Встретили меня на Сергиевской крайне холодно и сразу проводили в кабинет. Увидев там угрюмо смотрящего на меня Савинкова, я ничуть не удивился. Тот не протягивая руки — правильно, я бы её не пожал — указал мне на свободное кресло. Молчали, обмениваясь изучающими взглядами, минут пятнадцать. Савинков явно чего-то выжидал. Вошла Гиппиус, не глядя в мою сторону, подошла к Борису и что-то прошептала на ухо. Тот выслушал и кивнул. Я дождался, пока за поэтессой закроется дверь, потом спросил с лёгкой усмешкой:
— Проверяли, пришёл ли я один?
— А вы как хотели? — блеснул глазами Савинков. — С провокаторами ухо надо держать востро.
— Кто бы говорил, — отпасовал я мяч на другую сторону, при этом стараясь не подать вида, что слово «провокатор» меня задело.
Но Савинков сегодня к словесной игре расположен не был.
— Скажите, Странник, — спросил он угрюмо, — почему вы так со мной поступили?
Мой взгляд требовал пояснений, и Савинков продолжил:
— Я имею в виду, к чему все эти кошки-мышки.
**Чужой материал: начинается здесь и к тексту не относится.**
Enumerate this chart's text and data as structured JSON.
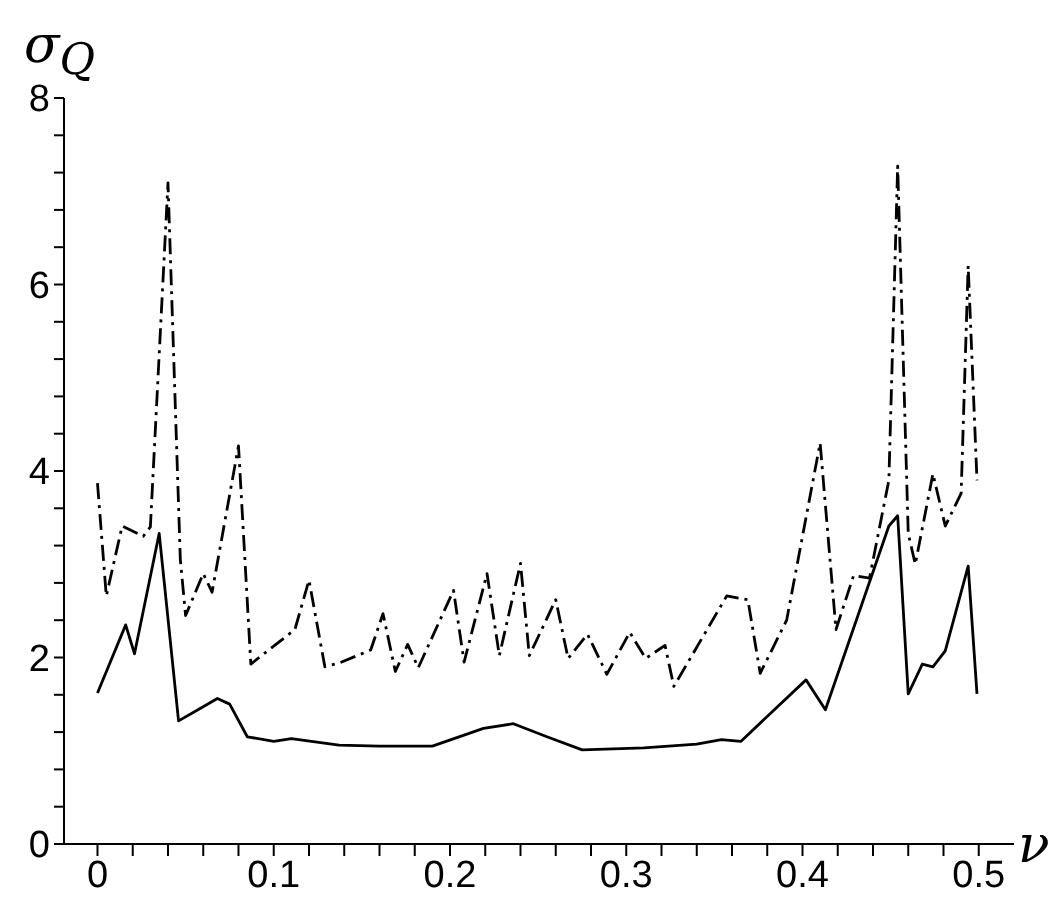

Почему вы открыто не выступили против меня, зачем заманили в ловушку. Если бы вы хотя бы рассказали мне о Стрелкине, я бы вёл себя иначе.
— Потому и не рассказал, что хотел чтобы вы вели себя так, как и повели, — глядя прямо в глаза Савинкову, ответил я.
Тот под моим взглядом поёжился.
— Но почему?
— Не потому, Борис Викторович, что вы мне глубоко несимпатичны, это бы я пережил, а потому, что вы своим членством наносили непоправимый вред партии.
Глаза террориста номер один зло блеснули.
— А вы, Спиридонова, Александрович, и прочие, получается, для партии благо?
— Да, именно так я и считаю!
— Выхолит, война? — спросил Савинков зловещим голосом.
— С вами? — удивился я. — Борис Викторович, побойтесь бога, какая война с покойником? Ваш политический труп смердит на весь Петроград, а скоро засмердит на всю Россию.
Савинков сжал кулаки.
— Пусть так! Но стрелять я при этом не разучился.
— Да полно вам, — отмахнулся я от его слов. — В обозримом будущем вам не стрелять, а отстреливаться придётся. За вами объявлена такая охота, что вам, право, легче застрелиться самому, чем ждать каждую минуту пули со стороны.
Я поднялся с кресла. Взгляд Савинкова напоминал взгляд затравленного зверя. Во мне неожиданно проснулась жалость к этому, в общем-то, незаурядному человеку, потому я отказался от уже готовой сорваться с языка финальной фразы, ограничившись коротким «Прощайте!», и направился к выходу.
Провожавшая меня Зинаида Гиппиус сказала у двери:
— Вы, Михаил Макарович, поступили как последний негодяй, двери этого дома отныне для вас закрыты!
Что я мог ей ответить? Молча поклонился и вышел вон.